The blast shook the entire
city, caused at least five houses to fall and left a crater near the
council building, which housed an office of a national security service.
In a separate incident reported on Thursday,
two soldiers from the American-led NATO
alliance were killed in an explosion in the south of the
country in an explosion on Wednesday, the alliance said, but did not
specify the soldiers’ nationality.
The Defense Ministry in
London later identified the two soldiers as members of
Britain’s Royal Marines
who were taking part in a joint patrol with Afghan soldiers in the
Garmsir district of Southern Helmand Province.
The American
contingent is the largest foreign force in Afghanistan, but Britain has
about 8,000 troops there. A survey broadcast Thursday by the BBC said
more than two-thirds of those questioned believed that Britain should
withdraw its soldiers over the next year while less than a quarter
favored their continued deployment.
Convoy attack kills
US soldier, 8 Afghan civilians
13. November 2008, 15:16 By FISNIK ABRASHI, Associated Press
Writer KABUL, Afghanistan –
A suicide car bomber attacked a U.S. military convoy passing through
a crowded livestock market in eastern Afghanistan Thursday, killing at
least eight civilians and an American soldier and wounding 74 people,
Afghan officials said.
The American patrol was hit in the Bati
Kot district of Nangarhar province, said Lt. Cmdr. Walter Matthews, a
U.S. military spokesman. The convoy was about 90 miles east of Kabul on
the main road linking the capital to the Pakistan border at Torkham.

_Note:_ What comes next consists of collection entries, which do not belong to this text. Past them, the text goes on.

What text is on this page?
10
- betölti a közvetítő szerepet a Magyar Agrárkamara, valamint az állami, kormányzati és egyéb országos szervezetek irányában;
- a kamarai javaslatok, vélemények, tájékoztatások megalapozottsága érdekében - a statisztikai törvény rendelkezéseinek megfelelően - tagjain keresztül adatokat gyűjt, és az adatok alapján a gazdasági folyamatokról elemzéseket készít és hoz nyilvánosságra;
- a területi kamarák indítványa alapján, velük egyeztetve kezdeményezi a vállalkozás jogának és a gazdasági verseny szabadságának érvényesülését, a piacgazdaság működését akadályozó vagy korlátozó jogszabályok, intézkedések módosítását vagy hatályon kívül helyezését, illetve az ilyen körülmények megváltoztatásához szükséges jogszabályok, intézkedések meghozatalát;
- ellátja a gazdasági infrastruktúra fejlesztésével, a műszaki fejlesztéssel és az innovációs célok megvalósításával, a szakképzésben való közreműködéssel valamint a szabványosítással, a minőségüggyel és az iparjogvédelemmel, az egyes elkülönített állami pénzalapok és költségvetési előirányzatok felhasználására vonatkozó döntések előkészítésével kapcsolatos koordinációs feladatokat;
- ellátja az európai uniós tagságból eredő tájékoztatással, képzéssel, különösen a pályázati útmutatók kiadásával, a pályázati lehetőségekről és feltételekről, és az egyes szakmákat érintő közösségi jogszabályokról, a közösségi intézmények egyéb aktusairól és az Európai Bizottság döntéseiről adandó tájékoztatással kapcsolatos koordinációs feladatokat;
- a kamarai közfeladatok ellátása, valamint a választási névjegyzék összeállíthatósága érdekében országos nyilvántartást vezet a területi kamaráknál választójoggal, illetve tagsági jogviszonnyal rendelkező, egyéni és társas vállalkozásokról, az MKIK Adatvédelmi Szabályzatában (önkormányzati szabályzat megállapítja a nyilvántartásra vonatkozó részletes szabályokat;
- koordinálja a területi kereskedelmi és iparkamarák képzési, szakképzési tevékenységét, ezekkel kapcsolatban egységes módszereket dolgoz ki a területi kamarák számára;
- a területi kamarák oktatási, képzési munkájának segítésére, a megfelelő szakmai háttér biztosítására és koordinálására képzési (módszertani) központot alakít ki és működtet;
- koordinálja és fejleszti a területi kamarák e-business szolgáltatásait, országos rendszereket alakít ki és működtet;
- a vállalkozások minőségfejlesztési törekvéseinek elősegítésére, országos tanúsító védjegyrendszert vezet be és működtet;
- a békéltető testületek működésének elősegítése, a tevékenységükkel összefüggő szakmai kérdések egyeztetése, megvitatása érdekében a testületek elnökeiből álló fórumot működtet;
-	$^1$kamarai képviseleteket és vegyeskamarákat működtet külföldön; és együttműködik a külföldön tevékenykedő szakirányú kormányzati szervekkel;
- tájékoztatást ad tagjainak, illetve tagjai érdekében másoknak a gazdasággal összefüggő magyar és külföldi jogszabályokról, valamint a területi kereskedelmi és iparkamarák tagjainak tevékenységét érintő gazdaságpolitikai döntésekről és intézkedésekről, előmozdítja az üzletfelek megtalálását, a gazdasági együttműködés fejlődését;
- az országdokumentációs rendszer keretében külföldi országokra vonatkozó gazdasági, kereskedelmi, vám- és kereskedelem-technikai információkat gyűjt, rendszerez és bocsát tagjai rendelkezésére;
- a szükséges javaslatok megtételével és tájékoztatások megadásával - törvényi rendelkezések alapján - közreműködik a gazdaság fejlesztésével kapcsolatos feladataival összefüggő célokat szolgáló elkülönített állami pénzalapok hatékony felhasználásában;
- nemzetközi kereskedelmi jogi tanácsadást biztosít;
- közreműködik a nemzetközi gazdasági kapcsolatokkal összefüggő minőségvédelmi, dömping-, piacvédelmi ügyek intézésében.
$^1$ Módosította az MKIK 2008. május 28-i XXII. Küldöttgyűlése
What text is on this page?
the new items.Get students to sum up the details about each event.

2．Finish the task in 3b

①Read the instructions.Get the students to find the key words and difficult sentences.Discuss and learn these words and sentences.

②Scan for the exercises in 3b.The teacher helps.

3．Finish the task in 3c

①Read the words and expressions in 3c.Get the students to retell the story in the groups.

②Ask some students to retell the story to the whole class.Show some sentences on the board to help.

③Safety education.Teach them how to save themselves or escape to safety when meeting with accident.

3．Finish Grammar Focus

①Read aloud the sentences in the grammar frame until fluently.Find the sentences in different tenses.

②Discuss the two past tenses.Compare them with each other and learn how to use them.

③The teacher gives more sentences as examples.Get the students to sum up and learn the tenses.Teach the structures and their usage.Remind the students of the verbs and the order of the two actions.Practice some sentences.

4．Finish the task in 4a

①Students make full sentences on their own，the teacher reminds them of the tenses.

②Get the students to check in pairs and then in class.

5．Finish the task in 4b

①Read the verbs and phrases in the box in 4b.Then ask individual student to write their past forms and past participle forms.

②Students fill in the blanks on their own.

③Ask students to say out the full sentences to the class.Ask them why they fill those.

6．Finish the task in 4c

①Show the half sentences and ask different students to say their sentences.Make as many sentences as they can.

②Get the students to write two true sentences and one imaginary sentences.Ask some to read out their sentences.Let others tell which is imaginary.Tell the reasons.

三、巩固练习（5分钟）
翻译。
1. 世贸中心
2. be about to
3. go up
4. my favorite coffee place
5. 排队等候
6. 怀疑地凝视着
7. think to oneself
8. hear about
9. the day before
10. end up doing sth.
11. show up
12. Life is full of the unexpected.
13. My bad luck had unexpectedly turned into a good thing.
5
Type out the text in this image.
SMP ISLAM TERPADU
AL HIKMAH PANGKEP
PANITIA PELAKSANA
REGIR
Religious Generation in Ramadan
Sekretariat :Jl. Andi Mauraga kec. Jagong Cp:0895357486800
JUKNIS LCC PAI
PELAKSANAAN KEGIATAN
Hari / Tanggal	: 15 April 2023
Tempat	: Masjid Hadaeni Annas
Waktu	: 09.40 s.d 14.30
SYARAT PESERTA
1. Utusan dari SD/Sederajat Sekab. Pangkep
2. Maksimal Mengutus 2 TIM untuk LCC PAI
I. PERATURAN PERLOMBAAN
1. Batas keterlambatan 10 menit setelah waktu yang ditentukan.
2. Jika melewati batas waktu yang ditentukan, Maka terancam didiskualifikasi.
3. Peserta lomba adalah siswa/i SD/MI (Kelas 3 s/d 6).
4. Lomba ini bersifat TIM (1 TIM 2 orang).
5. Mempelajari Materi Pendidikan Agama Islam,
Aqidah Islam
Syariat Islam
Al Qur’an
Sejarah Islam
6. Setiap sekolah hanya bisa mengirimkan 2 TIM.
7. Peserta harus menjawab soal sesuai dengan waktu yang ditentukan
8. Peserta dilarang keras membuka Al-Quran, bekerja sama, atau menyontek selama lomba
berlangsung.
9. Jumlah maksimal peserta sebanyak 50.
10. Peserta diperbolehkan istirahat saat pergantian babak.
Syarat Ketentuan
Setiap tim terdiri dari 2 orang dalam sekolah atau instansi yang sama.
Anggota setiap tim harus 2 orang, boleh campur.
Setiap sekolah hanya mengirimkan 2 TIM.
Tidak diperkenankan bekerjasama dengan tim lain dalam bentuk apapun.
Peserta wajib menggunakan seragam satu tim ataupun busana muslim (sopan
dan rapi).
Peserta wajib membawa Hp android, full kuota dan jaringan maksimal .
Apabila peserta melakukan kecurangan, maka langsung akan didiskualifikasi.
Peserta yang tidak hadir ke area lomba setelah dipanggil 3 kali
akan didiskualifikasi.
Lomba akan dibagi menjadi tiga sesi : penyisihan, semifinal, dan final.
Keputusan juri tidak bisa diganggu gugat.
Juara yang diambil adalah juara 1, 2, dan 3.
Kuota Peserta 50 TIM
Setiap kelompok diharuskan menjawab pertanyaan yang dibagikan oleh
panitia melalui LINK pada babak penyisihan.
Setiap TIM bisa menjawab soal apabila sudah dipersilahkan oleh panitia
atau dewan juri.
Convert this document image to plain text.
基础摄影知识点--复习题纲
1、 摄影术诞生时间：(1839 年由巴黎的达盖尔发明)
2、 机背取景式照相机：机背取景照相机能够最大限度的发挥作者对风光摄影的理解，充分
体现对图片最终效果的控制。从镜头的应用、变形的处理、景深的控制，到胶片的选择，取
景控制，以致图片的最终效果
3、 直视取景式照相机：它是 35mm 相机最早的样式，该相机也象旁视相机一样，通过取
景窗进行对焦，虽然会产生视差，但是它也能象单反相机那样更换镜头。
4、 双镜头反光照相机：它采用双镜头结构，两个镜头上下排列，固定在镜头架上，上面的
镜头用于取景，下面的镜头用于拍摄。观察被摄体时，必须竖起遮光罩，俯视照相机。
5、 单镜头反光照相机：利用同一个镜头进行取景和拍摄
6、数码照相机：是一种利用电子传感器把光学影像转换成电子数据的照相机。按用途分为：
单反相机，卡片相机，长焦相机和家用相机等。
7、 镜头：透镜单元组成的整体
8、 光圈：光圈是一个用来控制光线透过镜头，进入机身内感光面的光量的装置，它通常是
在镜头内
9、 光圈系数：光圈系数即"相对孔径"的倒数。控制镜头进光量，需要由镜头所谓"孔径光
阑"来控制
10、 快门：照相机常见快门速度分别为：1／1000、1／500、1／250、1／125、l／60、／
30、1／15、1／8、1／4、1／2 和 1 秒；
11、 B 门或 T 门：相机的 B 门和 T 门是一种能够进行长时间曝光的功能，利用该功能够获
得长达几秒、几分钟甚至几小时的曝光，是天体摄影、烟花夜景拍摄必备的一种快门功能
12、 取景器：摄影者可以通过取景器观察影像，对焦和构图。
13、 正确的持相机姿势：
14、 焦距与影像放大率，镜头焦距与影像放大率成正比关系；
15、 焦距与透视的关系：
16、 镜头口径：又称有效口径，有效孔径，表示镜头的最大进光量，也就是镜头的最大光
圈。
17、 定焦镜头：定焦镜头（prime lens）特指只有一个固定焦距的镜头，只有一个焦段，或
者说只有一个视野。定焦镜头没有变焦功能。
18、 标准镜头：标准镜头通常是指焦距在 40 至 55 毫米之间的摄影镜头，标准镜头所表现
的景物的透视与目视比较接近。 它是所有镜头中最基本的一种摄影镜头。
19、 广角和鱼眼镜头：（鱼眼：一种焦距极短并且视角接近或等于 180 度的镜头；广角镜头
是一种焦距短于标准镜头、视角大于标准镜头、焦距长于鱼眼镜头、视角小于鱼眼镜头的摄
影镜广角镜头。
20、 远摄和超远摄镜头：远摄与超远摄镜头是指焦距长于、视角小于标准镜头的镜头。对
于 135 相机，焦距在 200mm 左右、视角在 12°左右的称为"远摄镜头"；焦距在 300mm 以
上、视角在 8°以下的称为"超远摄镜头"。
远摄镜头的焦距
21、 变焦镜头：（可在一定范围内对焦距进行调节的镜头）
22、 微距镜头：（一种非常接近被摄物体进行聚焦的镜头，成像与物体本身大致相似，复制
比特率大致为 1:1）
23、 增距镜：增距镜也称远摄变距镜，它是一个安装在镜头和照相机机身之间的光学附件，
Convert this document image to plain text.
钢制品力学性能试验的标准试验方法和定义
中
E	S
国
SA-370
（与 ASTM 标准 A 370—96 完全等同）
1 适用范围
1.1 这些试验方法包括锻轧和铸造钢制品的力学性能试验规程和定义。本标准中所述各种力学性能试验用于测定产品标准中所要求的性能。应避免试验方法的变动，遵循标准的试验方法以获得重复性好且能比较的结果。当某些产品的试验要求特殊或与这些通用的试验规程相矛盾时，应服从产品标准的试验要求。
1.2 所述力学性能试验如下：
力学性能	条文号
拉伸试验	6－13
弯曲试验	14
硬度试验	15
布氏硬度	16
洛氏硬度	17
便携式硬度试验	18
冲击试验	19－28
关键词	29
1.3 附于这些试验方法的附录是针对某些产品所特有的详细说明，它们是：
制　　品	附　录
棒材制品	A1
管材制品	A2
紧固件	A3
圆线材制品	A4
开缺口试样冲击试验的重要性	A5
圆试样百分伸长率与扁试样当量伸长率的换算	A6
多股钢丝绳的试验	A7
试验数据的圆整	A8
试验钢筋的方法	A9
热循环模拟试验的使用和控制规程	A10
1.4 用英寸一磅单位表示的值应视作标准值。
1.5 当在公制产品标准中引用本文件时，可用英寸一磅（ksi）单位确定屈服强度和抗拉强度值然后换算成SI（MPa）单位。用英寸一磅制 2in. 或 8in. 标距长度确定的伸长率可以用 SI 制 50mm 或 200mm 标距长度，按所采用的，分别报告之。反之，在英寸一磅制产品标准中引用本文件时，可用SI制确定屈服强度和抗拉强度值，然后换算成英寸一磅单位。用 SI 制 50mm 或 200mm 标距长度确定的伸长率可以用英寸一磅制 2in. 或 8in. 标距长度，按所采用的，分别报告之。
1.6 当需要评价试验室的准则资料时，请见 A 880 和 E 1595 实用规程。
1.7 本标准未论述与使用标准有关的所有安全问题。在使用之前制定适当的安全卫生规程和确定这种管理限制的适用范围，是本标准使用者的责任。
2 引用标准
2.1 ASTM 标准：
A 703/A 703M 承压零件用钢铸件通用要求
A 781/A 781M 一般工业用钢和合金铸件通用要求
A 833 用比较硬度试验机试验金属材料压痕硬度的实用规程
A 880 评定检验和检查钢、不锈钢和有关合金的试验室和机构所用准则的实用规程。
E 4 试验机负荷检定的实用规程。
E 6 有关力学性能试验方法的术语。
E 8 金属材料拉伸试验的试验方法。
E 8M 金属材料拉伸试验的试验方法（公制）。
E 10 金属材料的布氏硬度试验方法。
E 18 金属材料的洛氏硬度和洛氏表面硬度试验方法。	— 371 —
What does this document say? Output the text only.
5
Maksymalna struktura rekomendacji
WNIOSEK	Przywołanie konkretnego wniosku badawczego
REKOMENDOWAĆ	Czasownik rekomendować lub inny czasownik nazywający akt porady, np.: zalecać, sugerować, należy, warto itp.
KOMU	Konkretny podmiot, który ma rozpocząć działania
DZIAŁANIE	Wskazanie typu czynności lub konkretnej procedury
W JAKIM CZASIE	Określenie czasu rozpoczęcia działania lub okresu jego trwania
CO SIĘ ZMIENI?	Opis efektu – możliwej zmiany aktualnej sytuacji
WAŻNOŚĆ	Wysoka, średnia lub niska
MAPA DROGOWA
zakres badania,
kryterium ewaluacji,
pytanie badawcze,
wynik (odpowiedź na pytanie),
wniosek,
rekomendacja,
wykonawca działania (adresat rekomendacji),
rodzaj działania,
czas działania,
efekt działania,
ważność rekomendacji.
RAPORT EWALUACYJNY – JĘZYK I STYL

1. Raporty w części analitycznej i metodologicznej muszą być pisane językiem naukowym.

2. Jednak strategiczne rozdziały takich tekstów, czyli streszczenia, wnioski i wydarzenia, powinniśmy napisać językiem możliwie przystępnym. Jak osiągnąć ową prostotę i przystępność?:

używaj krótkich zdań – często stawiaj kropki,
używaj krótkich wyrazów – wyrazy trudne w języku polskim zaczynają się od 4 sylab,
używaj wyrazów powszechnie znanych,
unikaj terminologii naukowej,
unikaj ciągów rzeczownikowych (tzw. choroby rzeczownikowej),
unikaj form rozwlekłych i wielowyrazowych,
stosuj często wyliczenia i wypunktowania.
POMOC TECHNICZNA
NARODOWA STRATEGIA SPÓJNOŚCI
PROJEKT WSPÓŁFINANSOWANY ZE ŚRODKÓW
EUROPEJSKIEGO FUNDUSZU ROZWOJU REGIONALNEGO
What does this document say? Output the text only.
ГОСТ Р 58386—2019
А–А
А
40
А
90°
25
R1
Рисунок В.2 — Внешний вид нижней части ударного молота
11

Hours after the attack, the charred and twisted remains of cars
still smoldered on the tree-lined street.
No one took
responsibility, but the attack bore the hallmarks of those conducted by
Taliban militants, who regularly use suicide attackers and car bombs.
The bomber in Nangarhar struck the convoy near a crowded
livestock market where people were trading sheep, cows, goats and other
animals, said Ghafoor Khan, spokesman for the provincial police chief.
An Associated Press photographer said an American military
vehicle, two civilian vehicles and two rickshaws were destroyed.
At least eight civilians were killed and 74 were wounded, Khan said.
An American soldier was also killed, the U.S. military said.
The
wounded civilians were transported to at least three hospitals in the
provincial capital of Jalalabad, Khan said. American soldiers were
sifting through the wreckage for clues.